Perhaps a better route to take would be to analyze how or why a mediocre (my opinion, yes) band like the Strokes received such a huge initial marketing and media push a few years back, when they ended up being relatively disappointing in just about every way. I do not blame The Strokes for this. They make music. Somebody else tried to make The Strokes a culturally penetrating fad. Who was this person and why? That’s what I wanted to get from this book. Sadly, I was left wanting.
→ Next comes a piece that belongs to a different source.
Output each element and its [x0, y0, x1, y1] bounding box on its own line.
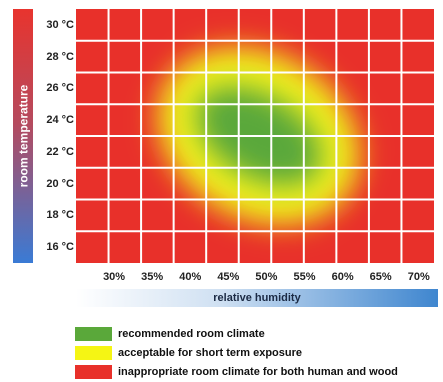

I admire Bordowitz's efforts, but at times he feels like an apologist insider writing what he thought would be an incredibly informative and insightful book. While succeeding at the former, he fails in the latter, simply because it lacks the venom that the title claims is lurking beneath the cover. I was really itching to learn what Bordowitz’s personal feelings on the music business are. The reality is that most of the material that Bordowitz relates is neither remarkably controversial, nor very subjective. I was hoping to get the music industry expose version of Upton Sinclair’s The Jungle. I wanted to visualize the slippery guts of the music industry strewn across the kill room floor as Bordowitz pointed out the disgusting gristly truths hidden therein. Instead the gears are carefully taken apart, separated into little pieces and carefully explained as they are shined and put back together.
Dirty Little Secrets is worthy of reading for anyone wanting to get to know the inner workings of the whole of the record business, which may indeed have been Bordowitz's original purpose. The book itself is relatively complete -- and occasionally fascinating -- in this regard. Who knows why this title was chosen? Possibly for sensationalistic purposes. But anyone who is ready to roll up their sleeves and dig deeper into why music does, in fact, suck, may come away feeling disappointed and just a little duped.








Article comments
1 - Gordon L Hauptfleisch
Great review, well-written. Thanks.
2 - Natalie Bennett
This article has been selected for syndication to Advance.net , which is affiliated with newspapers around the United States, and to Boston.com. Nice work!
3 - Hank Bordowitz
Ah, someone who gets it. Thanks, Kori.
Yeah, it doesn't have as much vitriol as it might. It happens I love music. As to the music business, it always reminds me of those shampoo commercials, "Don't hate me because I'm beautiful," though in this case it's "Don't hate me because I'm old and stupid."
Same could be said for me, I suppose.